Industries

Chinese Caviar and Foie Gras Shake Up Global Gourmet Dining

High-end foods from the mainland are finding their way into restaurants worldwide, and changing menus at home.

Handling fish at a sturgeon farm.

Photographer: Raul Ariano for Bloomberg Businessweek

On the 19th floor of a glass tower overlooking Singapore’s Marina Bay, dozens of food writers and social media influencers are gathered at Vue, a restaurant known for charcuterie, ceviche and steaks served with exhilarating skyline vistas. The event is intended to introduce a new caviar lineup, but it doesn’t come from places around the Caspian Sea or any other traditional source of prestigious sturgeon roe. Instead the cans of Kaluga Queen piled on the tables proudly say “Made in China.” The chef’s team calls the salty black fish eggs “an icon of refinement that offers a fragrant aroma and a burst of rich, oceanic flavor with every bite.”
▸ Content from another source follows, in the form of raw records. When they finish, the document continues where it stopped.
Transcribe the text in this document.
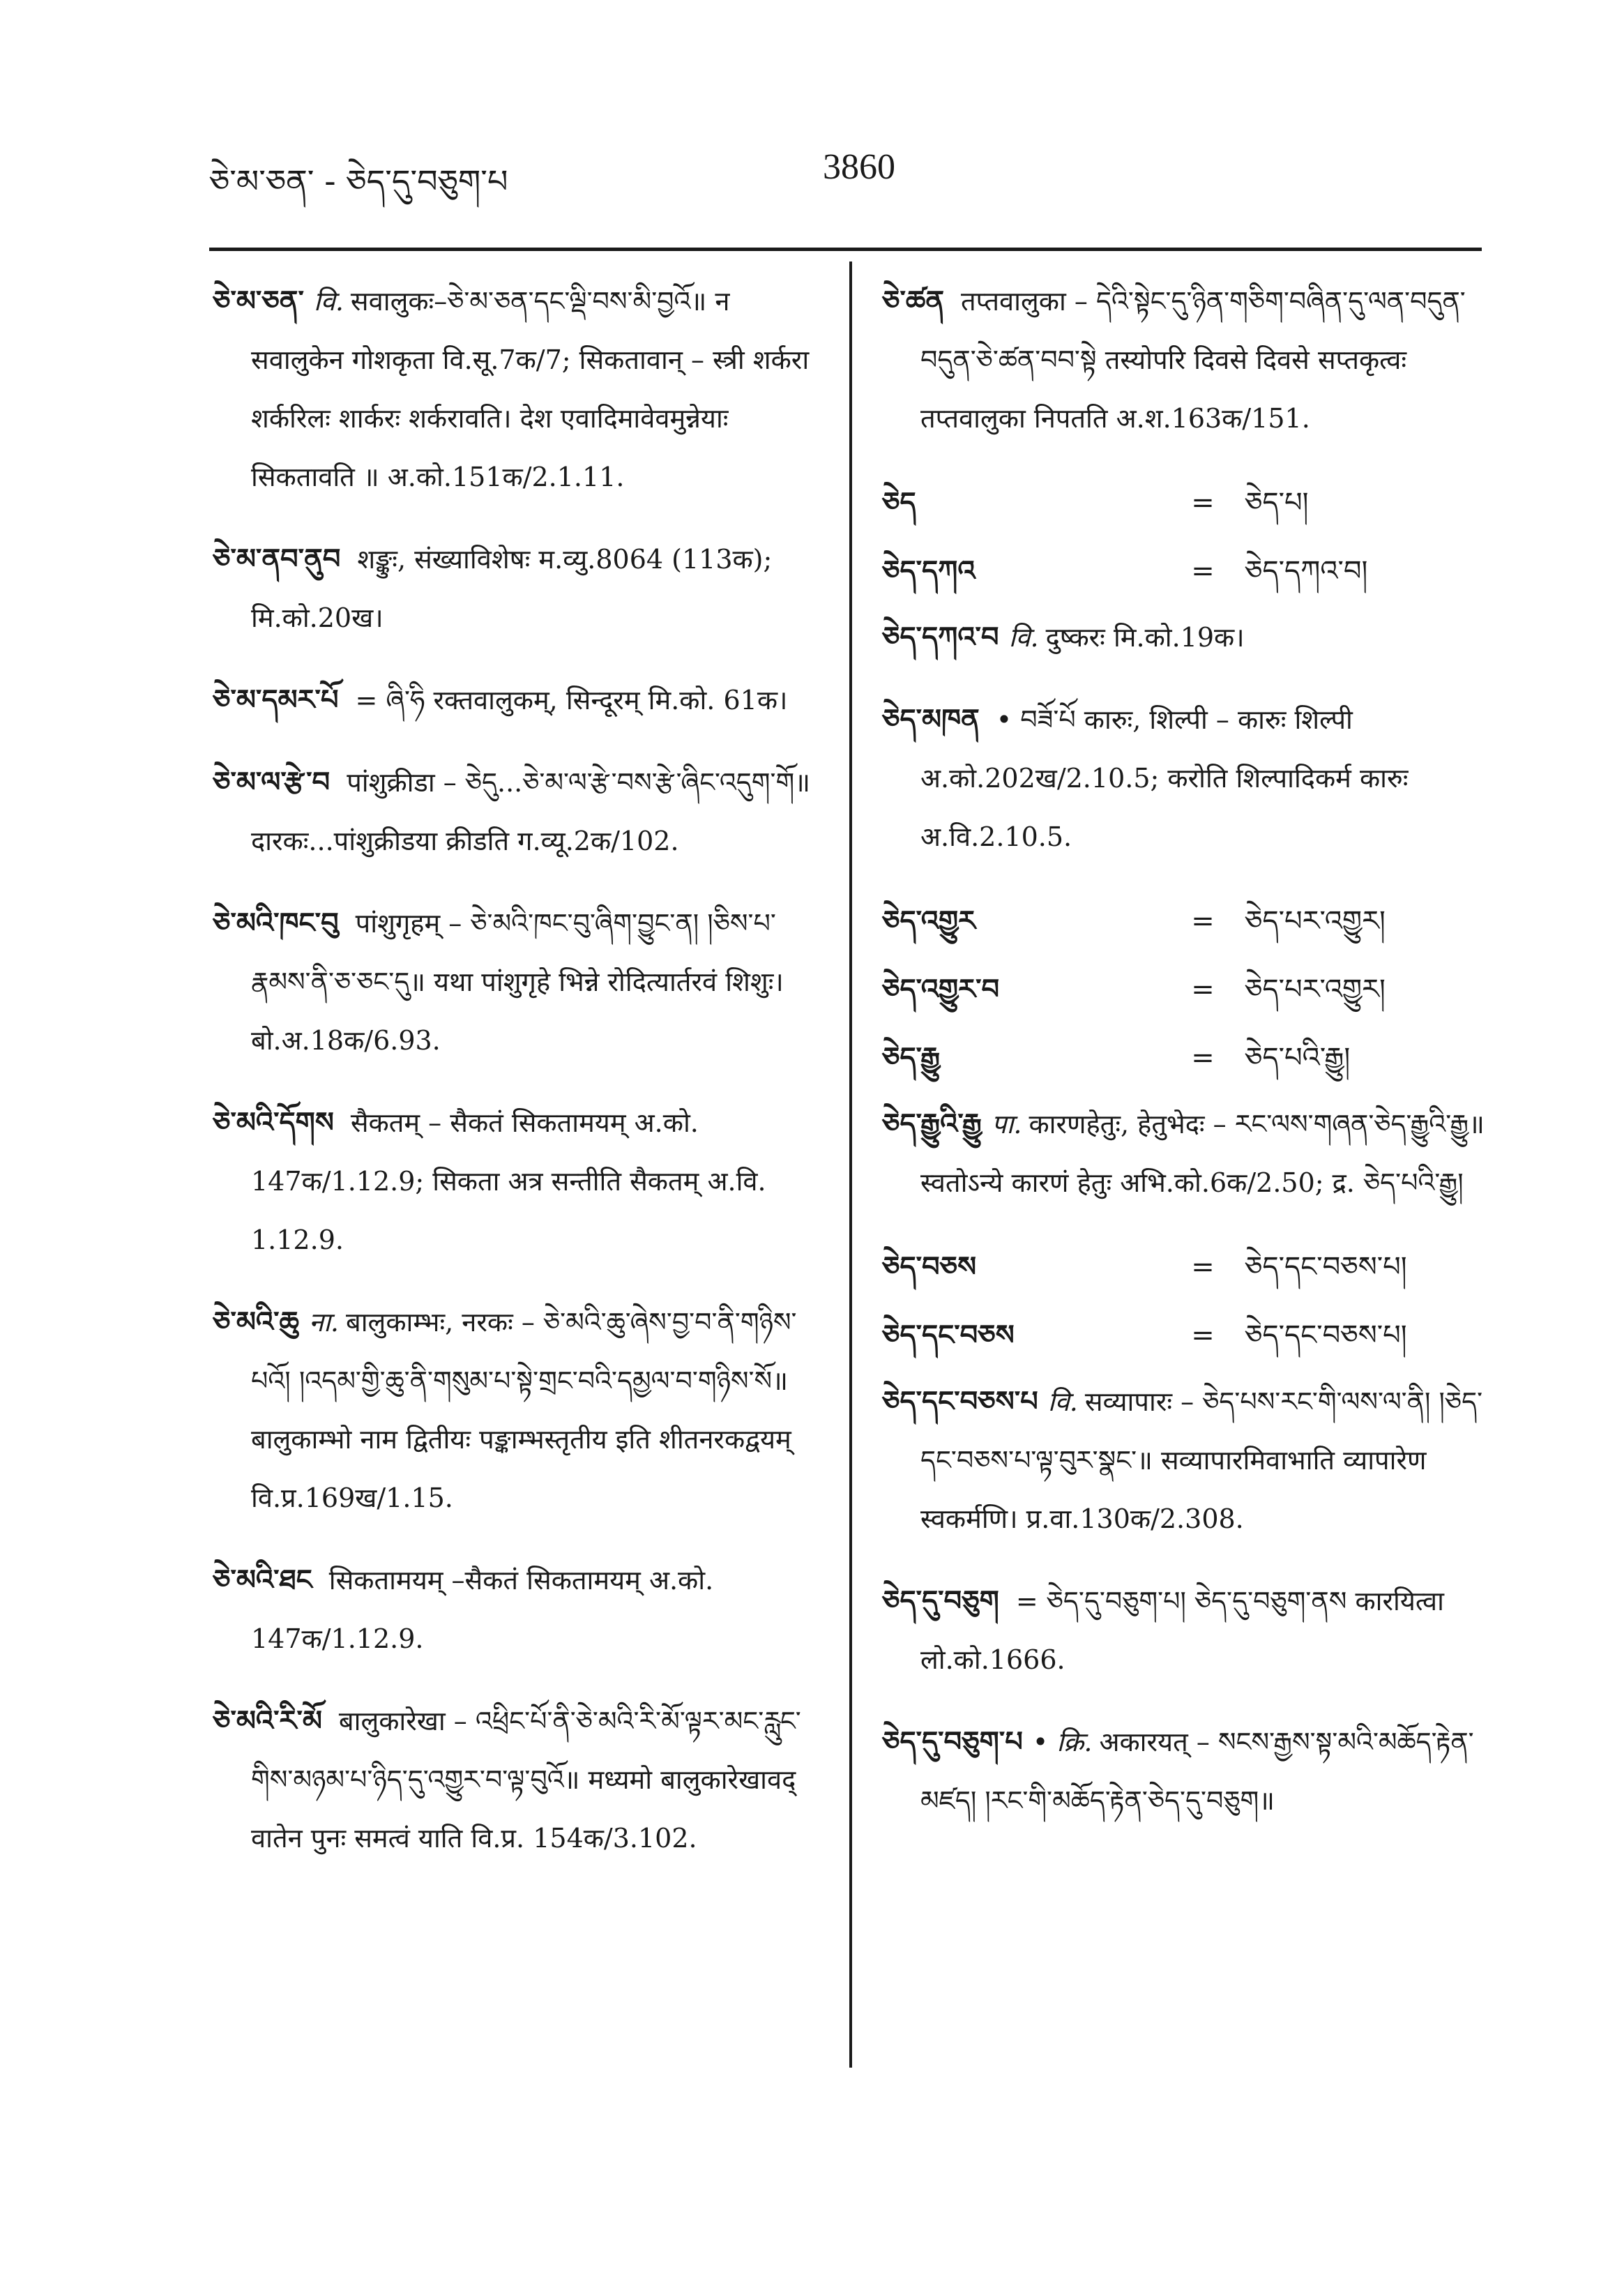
ཅེ་མ་ཅན་ - ཅེད་དུ་བཅུག་པ	3860
ཅེ་མ་ཅན་ वि. सवालुकः–ཅེ་མ་ཅན་དང་ལྡི་བས་མི་བྱའོ॥ न सवालुकेन गोशकृता वि.सू.7क/7; सिकतावान् – स्त्री शर्करा शर्करिलः शार्करः शर्करावति। देश एवादिमावेवमुन्नेयाः सिकतावति ॥ अ.को.151क/2.1.11.
ཅེ་མ་ནབ་ནུབ शङ्कुः, संख्याविशेषः म.व्यु.8064 (113क); मि.को.20ख।
ཅེ་མ་དམར་པོ = ཞི་ཧི रक्तवालुकम्, सिन्दूरम् मि.को. 61क।
ཅེ་མ་ལ་རྩེ་བ पांशुक्रीडा – ཅེདུ...ཅེ་མ་ལ་རྩེ་བས་རྩེ་ཞིང་འདུག་གོ॥ दारकः...पांशुक्रीडया क्रीडति ग.व्यू.2क/102.
ཅེ་མའི་ཁང་བུ पांशुगृहम् – ཅེ་མའི་ཁང་བུ་ཞིག་བྱུང་ན། །ཅིས་པ་རྣམས་ནི་ཅ་ཅང་དུ॥ यथा पांशुगृहे भिन्ने रोदित्यार्तरवं शिशुः। बो.अ.18क/6.93.
ཅེ་མའི་དོགས सैकतम् – सैकतं सिकतामयम् अ.को. 147क/1.12.9; सिकता अत्र सन्तीति सैकतम् अ.वि. 1.12.9.
ཅེ་མའི་ཆུ ना. बालुकाम्भः, नरकः – ཅེ་མའི་ཆུ་ཞེས་བྱ་བ་ནི་གཉིས་པའོ། །འདམ་གྱི་ཆུ་ནི་གསུམ་པ་སྟེ་གྲང་བའི་དམྱལ་བ་གཉིས་སོ॥ बालुकाम्भो नाम द्वितीयः पङ्काम्भस्तृतीय इति शीतनरकद्वयम् वि.प्र.169ख/1.15.
ཅེ་མའི་ཐང सिकतामयम् –सैकतं सिकतामयम् अ.को. 147क/1.12.9.
ཅེ་མའི་རི་མོ बालुकारेखा – འཕྲིང་པོ་ནི་ཅེ་མའི་རི་མོ་ལྟར་མང་རླུང་གིས་མཉམ་པ་ཉིད་དུ་འགྱུར་བ་ལྟ་བུའོ॥ मध्यमो बालुकारेखावद् वातेन पुनः समत्वं याति वि.प्र. 154क/3.102.
ཅེ་ཚན तप्तवालुका – དེའི་སྟེང་དུ་ཉིན་གཅིག་བཞིན་དུ་ལན་བདུན་བདུན་ཅེ་ཚན་བབ་སྟེ तस्योपरि दिवसे दिवसे सप्तकृत्वः तप्तवालुका निपतति अ.श.163क/151.
ཅེད	=	ཅེད་པ།
ཅེད་དཀའ	=	ཅེད་དཀའ་བ།
ཅེད་དཀའ་བ वि. दुष्करः मि.को.19क।
ཅེད་མཁན • བཟོ་པོ कारुः, शिल्पी – कारुः शिल्पी अ.को.202ख/2.10.5; करोति शिल्पादिकर्म कारुः अ.वि.2.10.5.
ཅེད་འགྱུར	=	ཅེད་པར་འགྱུར།
ཅེད་འགྱུར་བ	=	ཅེད་པར་འགྱུར།
ཅེད་རྒྱུ	=	ཅེད་པའི་རྒྱུ།
ཅེད་རྒྱུའི་རྒྱུ पा. कारणहेतुः, हेतुभेदः – རང་ལས་གཞན་ཅེད་རྒྱུའི་རྒྱུ॥ स्वतोऽन्ये कारणं हेतुः अभि.को.6क/2.50; द्र. ཅེད་པའི་རྒྱུ།
ཅེད་བཅས	=	ཅེད་དང་བཅས་པ།
ཅེད་དང་བཅས	=	ཅེད་དང་བཅས་པ།
ཅེད་དང་བཅས་པ वि. सव्यापारः – ཅེད་པས་རང་གི་ལས་ལ་ནི། །ཅེད་དང་བཅས་པ་ལྟ་བུར་སྣང་॥ सव्यापारमिवाभाति व्यापारेण स्वकर्मणि। प्र.वा.130क/2.308.
ཅེད་དུ་བཅུག = ཅེད་དུ་བཅུག་པ། ཅེད་དུ་བཅུག་ནས कारयित्वा लो.को.1666.
ཅེད་དུ་བཅུག་པ • क्रि. अकारयत् – སངས་རྒྱས་སྟ་མའི་མཆོད་རྟེན་མཛད། །རང་གི་མཆོད་རྟེན་ཅེད་དུ་བཅུག॥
China is the world’s top exporter of caviar from sturgeon, accounting for 44% of global sales in 2024 (far ahead of No. 2 Italy, with 10%), and it’s increasingly finding its way into high-end restaurants worldwide. The growth is the fruit of government policies aimed at shifting China’s reputation from the world’s factory to a purveyor of pricey specialty goods. The country has growing production of ingredients not traditionally associated with Chinese cuisine, including foie gras, truffles and wagyu-style beef. “There has been a concerted effort by Beijing to support Chinese farmers in identifying products with higher value that might find a high-end market,” says Even Pay, an agriculture analyst at policy consultant Trivium China.